The ultimate decision-makers (York and Crabtree) do not participate directly in negotiations, so that the "let me check with the boss/my client" can be used by the actual negotiators.
When there is an interminable impasse (like this negotiation), the party with the upper hand (the Niners) offers to bring in the actual decision-maker (York), when he senses that the other decision-maker (Crabtree) has painted himself into a corner, and is looking for a way to end the impasse, while still saving face.

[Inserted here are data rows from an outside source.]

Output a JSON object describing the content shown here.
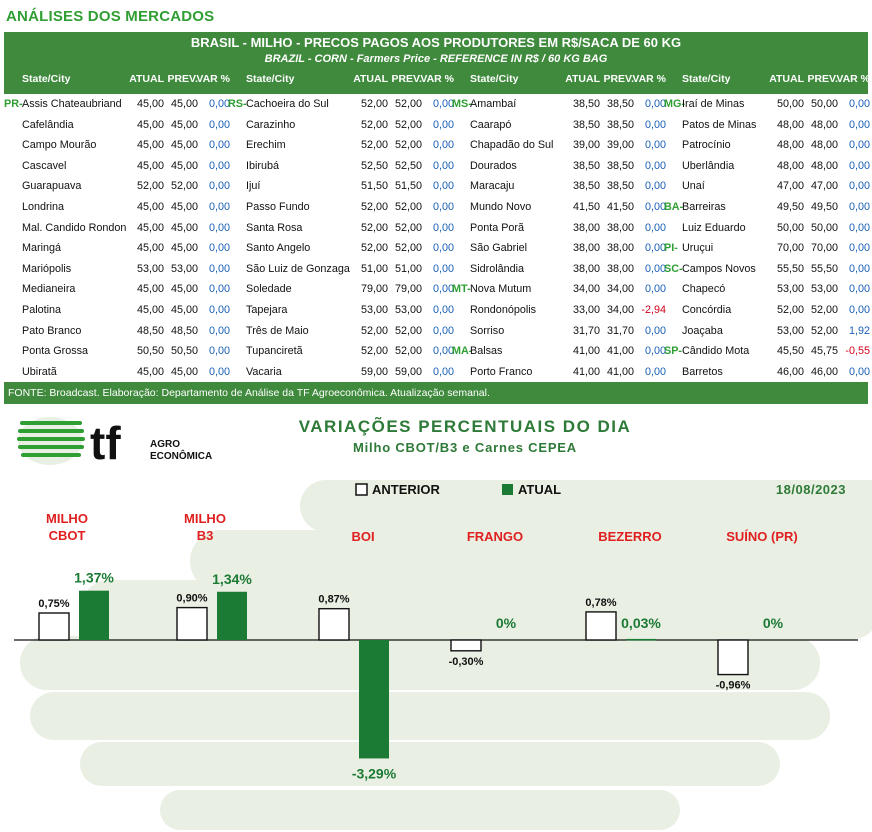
{
  "section_title": "ANÁLISES DOS MERCADOS",
  "table": {
    "title": "BRASIL - MILHO - PRECOS PAGOS AOS PRODUTORES EM R$/SACA DE 60 KG",
    "subtitle": "BRAZIL - CORN - Farmers Price - REFERENCE IN R$ / 60 KG BAG",
    "headers": {
      "city": "State/City",
      "atual": "ATUAL",
      "prev": "PREV.",
      "var": "VAR %"
    },
    "columns": [
      {
        "rows": [
          {
            "state": "PR-",
            "city": "Assis Chateaubriand",
            "atual": "45,00",
            "prev": "45,00",
            "var": "0,00"
          },
          {
            "state": "",
            "city": "Cafelândia",
            "atual": "45,00",
            "prev": "45,00",
            "var": "0,00"
          },
          {
            "state": "",
            "city": "Campo Mourão",
            "atual": "45,00",
            "prev": "45,00",
            "var": "0,00"
          },
          {
            "state": "",
            "city": "Cascavel",
            "atual": "45,00",
            "prev": "45,00",
            "var": "0,00"
          },
          {
            "state": "",
            "city": "Guarapuava",
            "atual": "52,00",
            "prev": "52,00",
            "var": "0,00"
          },
          {
            "state": "",
            "city": "Londrina",
            "atual": "45,00",
            "prev": "45,00",
            "var": "0,00"
          },
          {
            "state": "",
            "city": "Mal. Candido Rondon",
            "atual": "45,00",
            "prev": "45,00",
            "var": "0,00"
          },
          {
            "state": "",
            "city": "Maringá",
            "atual": "45,00",
            "prev": "45,00",
            "var": "0,00"
          },
          {
            "state": "",
            "city": "Mariópolis",
            "atual": "53,00",
            "prev": "53,00",
            "var": "0,00"
          },
          {
            "state": "",
            "city": "Medianeira",
            "atual": "45,00",
            "prev": "45,00",
            "var": "0,00"
          },
          {
            "state": "",
            "city": "Palotina",
            "atual": "45,00",
            "prev": "45,00",
            "var": "0,00"
          },
          {
            "state": "",
            "city": "Pato Branco",
            "atual": "48,50",
            "prev": "48,50",
            "var": "0,00"
          },
          {
            "state": "",
            "city": "Ponta Grossa",
            "atual": "50,50",
            "prev": "50,50",
            "var": "0,00"
          },
          {
            "state": "",
            "city": "Ubiratã",
            "atual": "45,00",
            "prev": "45,00",
            "var": "0,00"
          }
        ]
      },
      {
        "rows": [
          {
            "state": "RS-",
            "city": "Cachoeira do Sul",
            "atual": "52,00",
            "prev": "52,00",
            "var": "0,00"
          },
          {
            "state": "",
            "city": "Carazinho",
            "atual": "52,00",
            "prev": "52,00",
            "var": "0,00"
          },
          {
            "state": "",
            "city": "Erechim",
            "atual": "52,00",
            "prev": "52,00",
            "var": "0,00"
          },
          {
            "state": "",
            "city": "Ibirubá",
            "atual": "52,50",
            "prev": "52,50",
            "var": "0,00"
          },
          {
            "state": "",
            "city": "Ijuí",
            "atual": "51,50",
            "prev": "51,50",
            "var": "0,00"
          },
          {
            "state": "",
            "city": "Passo Fundo",
            "atual": "52,00",
            "prev": "52,00",
            "var": "0,00"
          },
          {
            "state": "",
            "city": "Santa Rosa",
            "atual": "52,00",
            "prev": "52,00",
            "var": "0,00"
          },
          {
            "state": "",
            "city": "Santo Angelo",
            "atual": "52,00",
            "prev": "52,00",
            "var": "0,00"
          },
          {
            "state": "",
            "city": "São Luiz de Gonzaga",
            "atual": "51,00",
            "prev": "51,00",
            "var": "0,00"
          },
          {
            "state": "",
            "city": "Soledade",
            "atual": "79,00",
            "prev": "79,00",
            "var": "0,00"
          },
          {
            "state": "",
            "city": "Tapejara",
            "atual": "53,00",
            "prev": "53,00",
            "var": "0,00"
          },
          {
            "state": "",
            "city": "Três de Maio",
            "atual": "52,00",
            "prev": "52,00",
            "var": "0,00"
          },
          {
            "state": "",
            "city": "Tupanciretã",
            "atual": "52,00",
            "prev": "52,00",
            "var": "0,00"
          },
          {
            "state": "",
            "city": "Vacaria",
            "atual": "59,00",
            "prev": "59,00",
            "var": "0,00"
          }
        ]
      },
      {
        "rows": [
          {
            "state": "MS-",
            "city": "Amambaí",
            "atual": "38,50",
            "prev": "38,50",
            "var": "0,00"
          },
          {
            "state": "",
            "city": "Caarapó",
            "atual": "38,50",
            "prev": "38,50",
            "var": "0,00"
          },
          {
            "state": "",
            "city": "Chapadão do Sul",
            "atual": "39,00",
            "prev": "39,00",
            "var": "0,00"
          },
          {
            "state": "",
            "city": "Dourados",
            "atual": "38,50",
            "prev": "38,50",
            "var": "0,00"
          },
          {
            "state": "",
            "city": "Maracaju",
            "atual": "38,50",
            "prev": "38,50",
            "var": "0,00"
          },
          {
            "state": "",
            "city": "Mundo Novo",
            "atual": "41,50",
            "prev": "41,50",
            "var": "0,00"
          },
          {
            "state": "",
            "city": "Ponta Porã",
            "atual": "38,00",
            "prev": "38,00",
            "var": "0,00"
          },
          {
            "state": "",
            "city": "São Gabriel",
            "atual": "38,00",
            "prev": "38,00",
            "var": "0,00"
          },
          {
            "state": "",
            "city": "Sidrolândia",
            "atual": "38,00",
            "prev": "38,00",
            "var": "0,00"
          },
          {
            "state": "MT-",
            "city": "Nova Mutum",
            "atual": "34,00",
            "prev": "34,00",
            "var": "0,00"
          },
          {
            "state": "",
            "city": "Rondonópolis",
            "atual": "33,00",
            "prev": "34,00",
            "var": "-2,94"
          },
          {
            "state": "",
            "city": "Sorriso",
            "atual": "31,70",
            "prev": "31,70",
            "var": "0,00"
          },
          {
            "state": "MA-",
            "city": "Balsas",
            "atual": "41,00",
            "prev": "41,00",
            "var": "0,00"
          },
          {
            "state": "",
            "city": "Porto Franco",
            "atual": "41,00",
            "prev": "41,00",
            "var": "0,00"
          }
        ]
      },
      {
        "rows": [
          {
            "state": "MG-",
            "city": "Iraí de Minas",
            "atual": "50,00",
            "prev": "50,00",
            "var": "0,00"
          },
          {
            "state": "",
            "city": "Patos de Minas",
            "atual": "48,00",
            "prev": "48,00",
            "var": "0,00"
          },
          {
            "state": "",
            "city": "Patrocínio",
            "atual": "48,00",
            "prev": "48,00",
            "var": "0,00"
          },
          {
            "state": "",
            "city": "Uberlândia",
            "atual": "48,00",
            "prev": "48,00",
            "var": "0,00"
          },
          {
            "state": "",
            "city": "Unaí",
            "atual": "47,00",
            "prev": "47,00",
            "var": "0,00"
          },
          {
            "state": "BA-",
            "city": "Barreiras",
            "atual": "49,50",
            "prev": "49,50",
            "var": "0,00"
          },
          {
            "state": "",
            "city": "Luiz Eduardo",
            "atual": "50,00",
            "prev": "50,00",
            "var": "0,00"
          },
          {
            "state": "PI-",
            "city": "Uruçui",
            "atual": "70,00",
            "prev": "70,00",
            "var": "0,00"
          },
          {
            "state": "SC-",
            "city": "Campos Novos",
            "atual": "55,50",
            "prev": "55,50",
            "var": "0,00"
          },
          {
            "state": "",
            "city": "Chapecó",
            "atual": "53,00",
            "prev": "53,00",
            "var": "0,00"
          },
          {
            "state": "",
            "city": "Concórdia",
            "atual": "52,00",
            "prev": "52,00",
            "var": "0,00"
          },
          {
            "state": "",
            "city": "Joaçaba",
            "atual": "53,00",
            "prev": "52,00",
            "var": "1,92"
          },
          {
            "state": "SP-",
            "city": "Cândido Mota",
            "atual": "45,50",
            "prev": "45,75",
            "var": "-0,55"
          },
          {
            "state": "",
            "city": "Barretos",
            "atual": "46,00",
            "prev": "46,00",
            "var": "0,00"
          }
        ]
      }
    ],
    "footer": "FONTE: Broadcast. Elaboração: Departamento de Análise da TF Agroeconômica. Atualização semanal."
  },
  "logo": {
    "mark": "tf",
    "line1": "AGRO",
    "line2": "ECONÔMICA"
  },
  "colors": {
    "green_dark": "#1b7a34",
    "green_header": "#3f8a3d",
    "green_text": "#2f9e33",
    "red": "#e02020",
    "blue": "#1a5fb4"
  },
  "chart_data": {
    "type": "bar",
    "title": "VARIAÇÕES PERCENTUAIS DO DIA",
    "subtitle": "Milho CBOT/B3 e Carnes CEPEA",
    "date": "18/08/2023",
    "categories": [
      "MILHO CBOT",
      "MILHO B3",
      "BOI",
      "FRANGO",
      "BEZERRO",
      "SUÍNO (PR)"
    ],
    "series": [
      {
        "name": "ANTERIOR",
        "values": [
          0.75,
          0.9,
          0.87,
          -0.3,
          0.78,
          -0.96
        ],
        "labels": [
          "0,75%",
          "0,90%",
          "0,87%",
          "-0,30%",
          "0,78%",
          "-0,96%"
        ]
      },
      {
        "name": "ATUAL",
        "values": [
          1.37,
          1.34,
          -3.29,
          0,
          0.03,
          0
        ],
        "labels": [
          "1,37%",
          "1,34%",
          "-3,29%",
          "0%",
          "0,03%",
          "0%"
        ]
      }
    ],
    "legend": "top-center",
    "grid": false
  }
}
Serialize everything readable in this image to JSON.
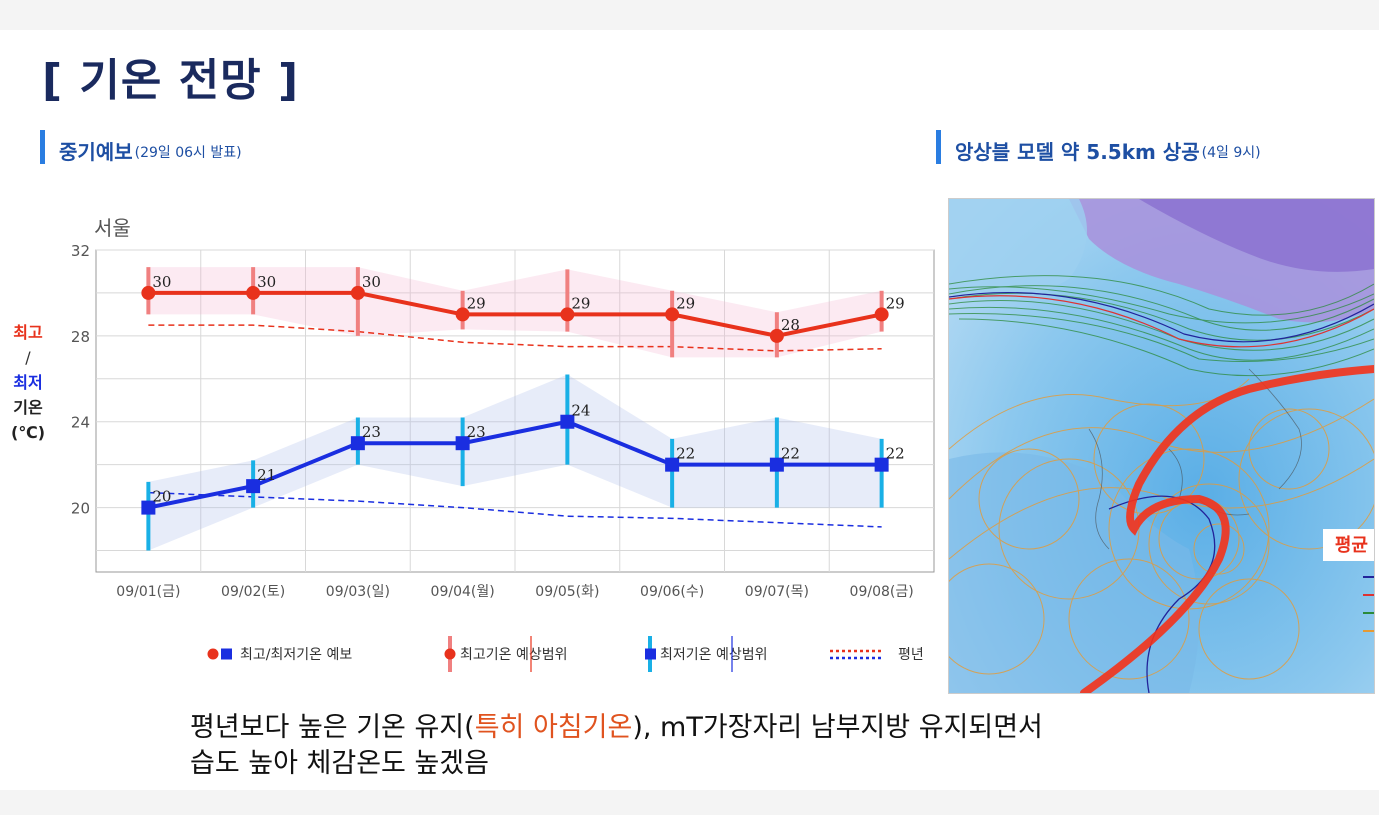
{
  "title": "[ 기온 전망 ]",
  "left_section": {
    "title": "중기예보",
    "subtitle": "(29일 06시 발표)"
  },
  "right_section": {
    "title": "앙상블 모델 약 5.5km 상공",
    "subtitle": "(4일 9시)"
  },
  "y_axis_label": {
    "max": "최고",
    "slash": "/",
    "min": "최저",
    "temp": "기온",
    "unit": "(℃)"
  },
  "colors": {
    "max": "#e8321c",
    "min": "#1a2ee0",
    "range_max": "#f08080",
    "range_min": "#19b0e6",
    "title": "#1a2a5e",
    "section": "#1e4fa3"
  },
  "chart_data": {
    "type": "line",
    "title": "서울",
    "categories": [
      "09/01(금)",
      "09/02(토)",
      "09/03(일)",
      "09/04(월)",
      "09/05(화)",
      "09/06(수)",
      "09/07(목)",
      "09/08(금)"
    ],
    "ylim": [
      17,
      32
    ],
    "yticks": [
      20,
      24,
      28,
      32
    ],
    "grid": true,
    "series": [
      {
        "name": "최고기온 예보",
        "values": [
          30,
          30,
          30,
          29,
          29,
          29,
          28,
          29
        ],
        "range_low": [
          29,
          29,
          28,
          28.3,
          28.2,
          27,
          27,
          28.2
        ],
        "range_high": [
          31.2,
          31.2,
          31.2,
          30.1,
          31.1,
          30.1,
          29.1,
          30.1
        ]
      },
      {
        "name": "최저기온 예보",
        "values": [
          20,
          21,
          23,
          23,
          24,
          22,
          22,
          22
        ],
        "range_low": [
          18,
          20,
          22,
          21,
          22,
          20,
          20,
          20
        ],
        "range_high": [
          21.2,
          22.2,
          24.2,
          24.2,
          26.2,
          23.2,
          24.2,
          23.2
        ]
      },
      {
        "name": "평년 최고",
        "values": [
          28.5,
          28.5,
          28.2,
          27.7,
          27.5,
          27.5,
          27.3,
          27.4
        ]
      },
      {
        "name": "평년 최저",
        "values": [
          20.7,
          20.5,
          20.3,
          20.0,
          19.6,
          19.5,
          19.3,
          19.1
        ]
      }
    ],
    "legend": {
      "item1": "최고/최저기온 예보",
      "item2": "최고기온 예상범위",
      "item3": "최저기온 예상범위",
      "item4": "평년"
    }
  },
  "map_label": "평균",
  "caption": {
    "line1_a": "평년보다 높은 기온 유지(",
    "line1_highlight": "특히 아침기온",
    "line1_b": "), mT가장자리 남부지방 유지되면서",
    "line2": "습도 높아 체감온도 높겠음"
  }
}
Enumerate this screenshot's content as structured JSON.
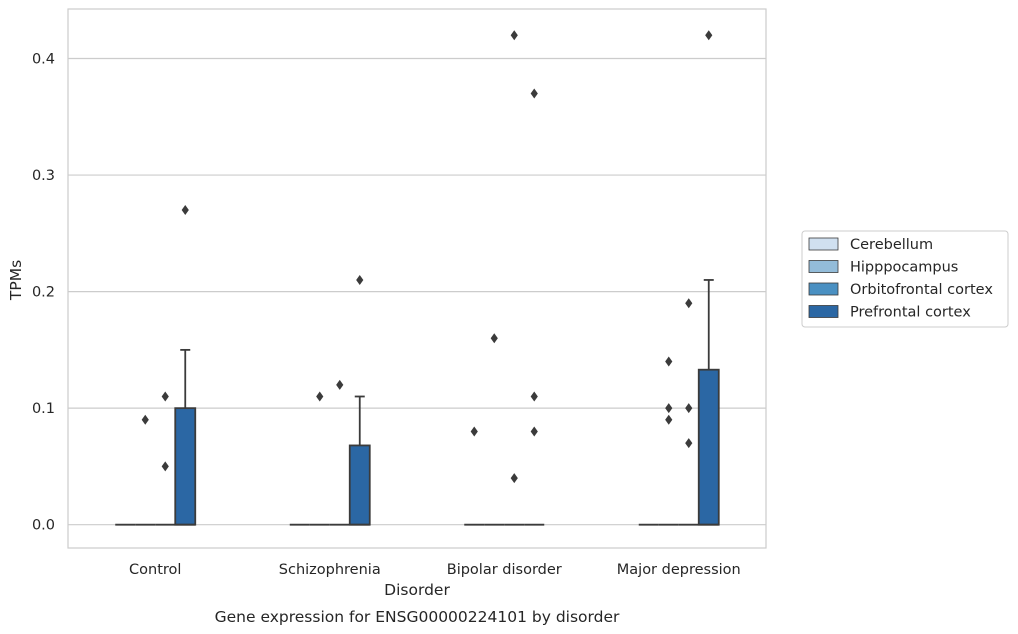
{
  "chart_data": {
    "type": "box",
    "categories": [
      "Control",
      "Schizophrenia",
      "Bipolar disorder",
      "Major depression"
    ],
    "xlabel": "Disorder",
    "ylabel": "TPMs",
    "caption": "Gene expression for ENSG00000224101 by disorder",
    "ylim": [
      -0.02,
      0.4425
    ],
    "yticks": [
      0.0,
      0.1,
      0.2,
      0.3,
      0.4
    ],
    "ytick_labels": [
      "0.0",
      "0.1",
      "0.2",
      "0.3",
      "0.4"
    ],
    "grid": "horizontal",
    "legend_position": "right",
    "series": [
      {
        "name": "Cerebellum",
        "color": "#d0e0f0",
        "boxes": [
          {
            "q1": 0,
            "median": 0,
            "q3": 0,
            "whisker_low": 0,
            "whisker_high": 0,
            "outliers": []
          },
          {
            "q1": 0,
            "median": 0,
            "q3": 0,
            "whisker_low": 0,
            "whisker_high": 0,
            "outliers": []
          },
          {
            "q1": 0,
            "median": 0,
            "q3": 0,
            "whisker_low": 0,
            "whisker_high": 0,
            "outliers": [
              0.08
            ]
          },
          {
            "q1": 0,
            "median": 0,
            "q3": 0,
            "whisker_low": 0,
            "whisker_high": 0,
            "outliers": []
          }
        ]
      },
      {
        "name": "Hipppocampus",
        "color": "#93bcd9",
        "boxes": [
          {
            "q1": 0,
            "median": 0,
            "q3": 0,
            "whisker_low": 0,
            "whisker_high": 0,
            "outliers": [
              0.09
            ]
          },
          {
            "q1": 0,
            "median": 0,
            "q3": 0,
            "whisker_low": 0,
            "whisker_high": 0,
            "outliers": [
              0.11
            ]
          },
          {
            "q1": 0,
            "median": 0,
            "q3": 0,
            "whisker_low": 0,
            "whisker_high": 0,
            "outliers": [
              0.16
            ]
          },
          {
            "q1": 0,
            "median": 0,
            "q3": 0,
            "whisker_low": 0,
            "whisker_high": 0,
            "outliers": [
              0.14,
              0.1,
              0.09
            ]
          }
        ]
      },
      {
        "name": "Orbitofrontal cortex",
        "color": "#4a90c2",
        "boxes": [
          {
            "q1": 0,
            "median": 0,
            "q3": 0,
            "whisker_low": 0,
            "whisker_high": 0,
            "outliers": [
              0.11,
              0.05
            ]
          },
          {
            "q1": 0,
            "median": 0,
            "q3": 0,
            "whisker_low": 0,
            "whisker_high": 0,
            "outliers": [
              0.12
            ]
          },
          {
            "q1": 0,
            "median": 0,
            "q3": 0,
            "whisker_low": 0,
            "whisker_high": 0,
            "outliers": [
              0.42,
              0.04
            ]
          },
          {
            "q1": 0,
            "median": 0,
            "q3": 0,
            "whisker_low": 0,
            "whisker_high": 0,
            "outliers": [
              0.19,
              0.1,
              0.07
            ]
          }
        ]
      },
      {
        "name": "Prefrontal cortex",
        "color": "#2b67a4",
        "boxes": [
          {
            "q1": 0,
            "median": 0,
            "q3": 0.1,
            "whisker_low": 0,
            "whisker_high": 0.15,
            "outliers": [
              0.27
            ]
          },
          {
            "q1": 0,
            "median": 0,
            "q3": 0.068,
            "whisker_low": 0,
            "whisker_high": 0.11,
            "outliers": [
              0.21
            ]
          },
          {
            "q1": 0,
            "median": 0,
            "q3": 0,
            "whisker_low": 0,
            "whisker_high": 0,
            "outliers": [
              0.37,
              0.11,
              0.08
            ]
          },
          {
            "q1": 0,
            "median": 0,
            "q3": 0.133,
            "whisker_low": 0,
            "whisker_high": 0.21,
            "outliers": [
              0.42
            ]
          }
        ]
      }
    ]
  }
}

If Crabtree accepts York's invitation for a face-to-face, then Crabtree can have an "out" to sign a contract, by stating that misunderstandings had clouded the earlier hold-out, which were dismissed in actual face-to-face conversation.
The NFL negotiators did this same thing in the last CBA negotiation with Gene Upshaw. York is getting excellent and skilled negotiating advice (probably from the NFL office), which may be one reason that York has not formally filed a tampering complaint with the NFL office. The Niners (as directed by York) have taken the high road throughout, confident that time works in their favor.
Eddie D. was a tough negotiator, and I'm sure that young Jed is also using his uncle as a sounding board in this matter.
Conversely, if Crabtree declines this invitation to meet face-to-face, it will absolutely confirm Crabtree's undesrirability as a Ninere employee. Agent Parker is smart enough and expewrienced enough to know when an olive branch is being extended, which is exactly what York is offering.